L'inconnue de Birobidjan // Marek HALTER

birobi.jpg Présentation des éditeurs : 
 

1950, New York. Après Orson Welles et Arthur Miller, McCarthy et son équipe interrogent une certaine Maria Apron, 37 ans, actrice. Elle est accusée d'être entrée en Amérique avec un faux passeport et d'avoir assassiné un agent secret de l'OSS en Union sovétique. Pour se défendre, Maria Apron n'a que ses souvenirs. En actrice consommée, elle va, telle Shéhérazade, les distiller à ses accusateurs au cours des cinq journées que dure son interrogatoire. Devant une cour médusée elle raconte sa vie pour sauver sa tête. Elle commence par une révélation scandaleuse : oui, elle a connu Staline ; elle a même été sa maîtresse ! Et cette histoire a détruit tous ses rêves. Car, pour lui échapper, Marina Gousseiev (c'est son vrai nom), talentueuse actrice moscovite, se fait passer pour juive et se réfugie au Birobidjan, Etat juif autonome créé par Staline le long du fleuve Amour. Là, elle devient la maîtresse d'un espion américain qu'elle sauve du Goulag, avant de fuir aux Etats-Unis, où, ironie de l'histoire, McCarthy l'accuse d'espionnage... Avec Marina, on traverse une période extrêmement trouble de la Seconde Guerre mondiale et de l'immédiat après-guerre. De 1932 à 1950, on la suit de Moscou au fleuve Amour, du Goulag aux tribunaux de New York, passant du monde russe au monde yiddish, puis américain. On vit la bataille de Moscou, la domination perverse de Staline sur son propre peuple, y compris les Juifs. On approche de l'intérieur certains faits de guerre méconnus, ainsi que l'épouvantable réalité du Goulag... On apprend l'existence d'un monde juif insoupçonné pendant la Seconde Guerre mondiale. Un monde d'une richesse intellectuelle étonnante, où le théâtre joue un rôle capital. L'Inconnue de Birobidjan : un panorama inédit de l'histoire contemporaine, une héroïne digne de Pasternak, et l'histoire incroyable de cette région juive autonome, le Birobidjan, personnage à part entière du roman. 
 
Mon avis : 
 
Je remercie tout d'abord Livraddict, les éditions Robert Laffont et Marek Halter sans lesquels je n'aurais pas pu participer à ce partenariat !!

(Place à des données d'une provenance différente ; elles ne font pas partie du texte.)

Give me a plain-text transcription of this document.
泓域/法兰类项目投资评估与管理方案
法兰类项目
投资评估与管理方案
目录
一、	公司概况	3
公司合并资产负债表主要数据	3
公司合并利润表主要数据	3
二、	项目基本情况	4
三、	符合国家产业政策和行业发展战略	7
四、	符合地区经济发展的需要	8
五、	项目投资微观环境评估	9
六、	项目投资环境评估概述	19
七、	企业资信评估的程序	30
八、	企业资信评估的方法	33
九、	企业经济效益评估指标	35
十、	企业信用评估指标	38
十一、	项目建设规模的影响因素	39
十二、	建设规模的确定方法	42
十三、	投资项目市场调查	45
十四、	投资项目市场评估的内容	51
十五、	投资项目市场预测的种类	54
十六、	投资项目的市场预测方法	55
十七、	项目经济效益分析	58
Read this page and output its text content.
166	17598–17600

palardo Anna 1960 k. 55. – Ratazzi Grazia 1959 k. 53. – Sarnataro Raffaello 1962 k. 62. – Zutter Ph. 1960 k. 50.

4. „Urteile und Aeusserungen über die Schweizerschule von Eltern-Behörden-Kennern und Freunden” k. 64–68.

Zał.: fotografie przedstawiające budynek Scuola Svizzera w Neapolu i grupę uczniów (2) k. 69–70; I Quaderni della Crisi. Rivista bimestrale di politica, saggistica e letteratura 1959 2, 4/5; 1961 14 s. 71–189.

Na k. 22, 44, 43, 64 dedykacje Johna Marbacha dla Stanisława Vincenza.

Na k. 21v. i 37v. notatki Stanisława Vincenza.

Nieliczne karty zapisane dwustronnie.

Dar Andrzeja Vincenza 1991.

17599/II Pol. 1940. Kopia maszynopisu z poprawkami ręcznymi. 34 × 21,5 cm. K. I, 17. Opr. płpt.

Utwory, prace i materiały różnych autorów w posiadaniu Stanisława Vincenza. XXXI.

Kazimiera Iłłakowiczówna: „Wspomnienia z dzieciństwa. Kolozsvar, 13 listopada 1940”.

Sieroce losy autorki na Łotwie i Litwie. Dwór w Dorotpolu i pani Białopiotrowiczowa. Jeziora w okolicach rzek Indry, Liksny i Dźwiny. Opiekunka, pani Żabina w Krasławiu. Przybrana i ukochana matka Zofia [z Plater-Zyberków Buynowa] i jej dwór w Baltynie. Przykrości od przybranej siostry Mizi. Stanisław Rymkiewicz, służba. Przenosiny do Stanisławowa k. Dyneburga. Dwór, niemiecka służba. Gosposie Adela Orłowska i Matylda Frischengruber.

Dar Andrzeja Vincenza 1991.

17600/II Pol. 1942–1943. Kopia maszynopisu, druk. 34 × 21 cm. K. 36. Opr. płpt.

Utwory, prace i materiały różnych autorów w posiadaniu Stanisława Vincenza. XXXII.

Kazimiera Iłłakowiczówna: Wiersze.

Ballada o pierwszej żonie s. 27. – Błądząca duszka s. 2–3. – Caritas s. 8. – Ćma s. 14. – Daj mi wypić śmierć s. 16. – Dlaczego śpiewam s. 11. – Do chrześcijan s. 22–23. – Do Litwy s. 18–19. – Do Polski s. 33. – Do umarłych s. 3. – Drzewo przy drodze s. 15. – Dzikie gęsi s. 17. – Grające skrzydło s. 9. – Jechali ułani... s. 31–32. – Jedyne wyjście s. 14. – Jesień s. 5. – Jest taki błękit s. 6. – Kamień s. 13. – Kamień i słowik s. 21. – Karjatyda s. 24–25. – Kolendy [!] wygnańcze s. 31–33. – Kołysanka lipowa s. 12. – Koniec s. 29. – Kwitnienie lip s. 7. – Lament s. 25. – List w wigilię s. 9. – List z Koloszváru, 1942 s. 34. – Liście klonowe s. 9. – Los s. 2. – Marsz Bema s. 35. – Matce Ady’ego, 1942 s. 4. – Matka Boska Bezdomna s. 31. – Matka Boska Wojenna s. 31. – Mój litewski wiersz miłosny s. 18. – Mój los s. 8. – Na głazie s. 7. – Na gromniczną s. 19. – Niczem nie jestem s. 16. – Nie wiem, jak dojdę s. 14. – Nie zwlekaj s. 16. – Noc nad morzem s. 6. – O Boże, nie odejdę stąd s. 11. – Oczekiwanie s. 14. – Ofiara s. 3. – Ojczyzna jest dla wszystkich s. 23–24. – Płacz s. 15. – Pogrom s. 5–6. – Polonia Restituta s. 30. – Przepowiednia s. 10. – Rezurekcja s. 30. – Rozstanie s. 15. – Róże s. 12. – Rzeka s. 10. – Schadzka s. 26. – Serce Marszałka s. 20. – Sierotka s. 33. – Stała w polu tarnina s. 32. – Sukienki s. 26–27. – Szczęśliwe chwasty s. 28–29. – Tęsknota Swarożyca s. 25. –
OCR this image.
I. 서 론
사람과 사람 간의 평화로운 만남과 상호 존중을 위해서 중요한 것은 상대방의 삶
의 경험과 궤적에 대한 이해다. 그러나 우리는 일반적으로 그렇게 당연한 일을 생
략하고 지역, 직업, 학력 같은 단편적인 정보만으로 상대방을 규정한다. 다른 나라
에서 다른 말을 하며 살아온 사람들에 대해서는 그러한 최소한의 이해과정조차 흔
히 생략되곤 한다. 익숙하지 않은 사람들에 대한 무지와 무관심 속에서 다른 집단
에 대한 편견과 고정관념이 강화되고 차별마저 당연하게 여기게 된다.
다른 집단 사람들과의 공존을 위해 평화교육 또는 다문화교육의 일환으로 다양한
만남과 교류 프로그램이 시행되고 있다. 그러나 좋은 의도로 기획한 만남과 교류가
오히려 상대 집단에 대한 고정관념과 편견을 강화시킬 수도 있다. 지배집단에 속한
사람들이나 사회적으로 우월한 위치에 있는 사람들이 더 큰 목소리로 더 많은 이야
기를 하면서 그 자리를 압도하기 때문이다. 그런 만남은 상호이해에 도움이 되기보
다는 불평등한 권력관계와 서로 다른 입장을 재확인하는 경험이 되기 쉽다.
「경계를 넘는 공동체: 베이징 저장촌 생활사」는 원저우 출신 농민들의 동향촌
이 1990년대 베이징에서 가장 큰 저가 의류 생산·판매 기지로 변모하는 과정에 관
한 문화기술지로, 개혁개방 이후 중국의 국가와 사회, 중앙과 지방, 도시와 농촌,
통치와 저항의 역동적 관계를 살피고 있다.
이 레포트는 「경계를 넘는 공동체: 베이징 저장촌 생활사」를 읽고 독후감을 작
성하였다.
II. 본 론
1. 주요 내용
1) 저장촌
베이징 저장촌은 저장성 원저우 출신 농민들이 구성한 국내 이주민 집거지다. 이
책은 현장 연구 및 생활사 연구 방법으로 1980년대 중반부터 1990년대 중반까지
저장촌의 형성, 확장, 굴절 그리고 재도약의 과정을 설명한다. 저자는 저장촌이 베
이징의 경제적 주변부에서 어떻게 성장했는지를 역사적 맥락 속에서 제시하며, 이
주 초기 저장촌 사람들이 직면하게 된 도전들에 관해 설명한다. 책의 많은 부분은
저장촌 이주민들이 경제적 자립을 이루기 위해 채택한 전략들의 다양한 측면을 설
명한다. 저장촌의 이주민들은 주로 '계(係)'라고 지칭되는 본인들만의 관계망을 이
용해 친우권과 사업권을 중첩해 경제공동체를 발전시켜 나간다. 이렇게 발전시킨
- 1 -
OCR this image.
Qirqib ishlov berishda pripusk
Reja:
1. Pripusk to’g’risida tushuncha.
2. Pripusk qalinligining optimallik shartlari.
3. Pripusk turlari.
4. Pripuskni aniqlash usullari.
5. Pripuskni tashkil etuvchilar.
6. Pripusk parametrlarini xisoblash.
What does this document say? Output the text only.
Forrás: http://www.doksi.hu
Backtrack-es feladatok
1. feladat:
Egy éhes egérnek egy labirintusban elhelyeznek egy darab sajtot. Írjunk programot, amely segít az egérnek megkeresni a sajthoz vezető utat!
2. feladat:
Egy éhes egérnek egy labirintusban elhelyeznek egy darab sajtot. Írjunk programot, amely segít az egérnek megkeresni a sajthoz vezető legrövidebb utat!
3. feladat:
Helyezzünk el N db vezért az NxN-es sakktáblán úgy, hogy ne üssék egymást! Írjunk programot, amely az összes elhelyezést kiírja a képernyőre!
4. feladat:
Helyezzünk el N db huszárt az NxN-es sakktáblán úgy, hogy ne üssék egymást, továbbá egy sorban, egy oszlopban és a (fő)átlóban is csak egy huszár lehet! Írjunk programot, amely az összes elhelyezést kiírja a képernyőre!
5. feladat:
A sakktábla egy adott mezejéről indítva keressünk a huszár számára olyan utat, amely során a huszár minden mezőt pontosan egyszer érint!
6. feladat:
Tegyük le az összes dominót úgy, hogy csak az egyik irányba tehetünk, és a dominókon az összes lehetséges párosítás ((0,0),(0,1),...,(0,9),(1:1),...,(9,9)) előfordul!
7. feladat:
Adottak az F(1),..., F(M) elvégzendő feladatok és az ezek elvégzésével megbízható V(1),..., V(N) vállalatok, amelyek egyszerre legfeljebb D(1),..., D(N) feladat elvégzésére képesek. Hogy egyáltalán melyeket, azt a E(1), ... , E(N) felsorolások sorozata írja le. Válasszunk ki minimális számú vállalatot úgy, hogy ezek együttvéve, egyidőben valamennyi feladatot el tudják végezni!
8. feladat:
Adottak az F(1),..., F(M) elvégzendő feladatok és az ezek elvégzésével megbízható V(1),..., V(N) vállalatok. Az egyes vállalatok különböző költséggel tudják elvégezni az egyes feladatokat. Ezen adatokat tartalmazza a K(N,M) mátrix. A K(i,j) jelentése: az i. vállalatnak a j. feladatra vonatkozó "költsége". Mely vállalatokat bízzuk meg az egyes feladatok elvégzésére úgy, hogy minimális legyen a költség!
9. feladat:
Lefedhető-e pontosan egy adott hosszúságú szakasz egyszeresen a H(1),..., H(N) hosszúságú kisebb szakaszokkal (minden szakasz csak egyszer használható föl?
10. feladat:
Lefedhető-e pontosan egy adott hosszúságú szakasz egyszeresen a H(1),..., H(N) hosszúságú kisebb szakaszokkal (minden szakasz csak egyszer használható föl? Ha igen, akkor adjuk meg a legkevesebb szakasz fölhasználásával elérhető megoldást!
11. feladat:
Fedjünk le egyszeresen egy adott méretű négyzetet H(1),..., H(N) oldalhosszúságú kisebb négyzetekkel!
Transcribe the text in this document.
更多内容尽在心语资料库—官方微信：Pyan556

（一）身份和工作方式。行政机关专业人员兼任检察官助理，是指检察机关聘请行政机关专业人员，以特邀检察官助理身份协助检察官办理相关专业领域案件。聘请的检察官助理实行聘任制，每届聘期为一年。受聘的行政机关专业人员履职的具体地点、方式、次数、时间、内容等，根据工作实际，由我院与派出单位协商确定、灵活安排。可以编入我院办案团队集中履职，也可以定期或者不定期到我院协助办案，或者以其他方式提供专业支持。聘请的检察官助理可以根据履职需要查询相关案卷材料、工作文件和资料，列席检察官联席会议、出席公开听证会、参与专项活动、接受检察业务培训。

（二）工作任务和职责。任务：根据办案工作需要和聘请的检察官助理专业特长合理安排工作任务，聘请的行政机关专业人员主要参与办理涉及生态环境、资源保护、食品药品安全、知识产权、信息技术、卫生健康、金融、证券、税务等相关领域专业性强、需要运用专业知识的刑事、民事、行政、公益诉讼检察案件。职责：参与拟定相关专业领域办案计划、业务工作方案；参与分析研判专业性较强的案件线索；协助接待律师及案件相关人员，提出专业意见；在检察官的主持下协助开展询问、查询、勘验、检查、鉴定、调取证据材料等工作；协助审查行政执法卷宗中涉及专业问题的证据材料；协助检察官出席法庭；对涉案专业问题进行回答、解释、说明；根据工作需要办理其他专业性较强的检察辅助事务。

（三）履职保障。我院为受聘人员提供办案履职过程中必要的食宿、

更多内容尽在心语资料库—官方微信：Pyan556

Tout à commencé par le visionnage d'un reportage de Marek Halter sur Birobidjan un soir sur Arte peu de temps avant la récéption de l'ouvrage. Ce dernier m'a tant fasciné qu'il me tardait de pénétrer dans l'univers yiddish. Il faut avouer que Marek Halter est aussi bon écrivain qu'il est orateur ! 

Livre en main il ne m'a pas fallu plus de dix lignes pour aimer l'histoire et les faits, que j'ai voulu réèls ! 
 
Rêves, craintes, trahison, désillusion, passion et fureur de vivre. Ingrédients miracles ? Non ! Savoir faire de l'écrivain qui sait par où accrocher le lecteur. 
Le plus de ce roman réside dans  la découverte pour moi de Birobidjan, "terre promise" promise à la communauté juive par Staline qui se voulait magnanime et qui s'est trouvé être à la hauteur du mode macro ( oui, il y a parti pris je l'assume !! ) 
 
J'ai suivi avec avidité les tribulations de Marina, de Moscou la grande, au Birobidjan le rude  jusqu'à New-York ...
 
Personnellement je trouve que l'alternance entre les périodes d'interrogatoire et les flash-back de Marina est parfaitement maîtrisée de sorte que l'on revient de ses réminiscences comme l'on se ramène à la realité après un rêve nostalgique. Le rythme New-Yorkais est tout simplement new-yorkais ! Rapide, intense, rusé ! 

Un très bon livre où la Russie, ma belle Russie tant chérie est au coeur de toutes les peines, et de tous les amours ...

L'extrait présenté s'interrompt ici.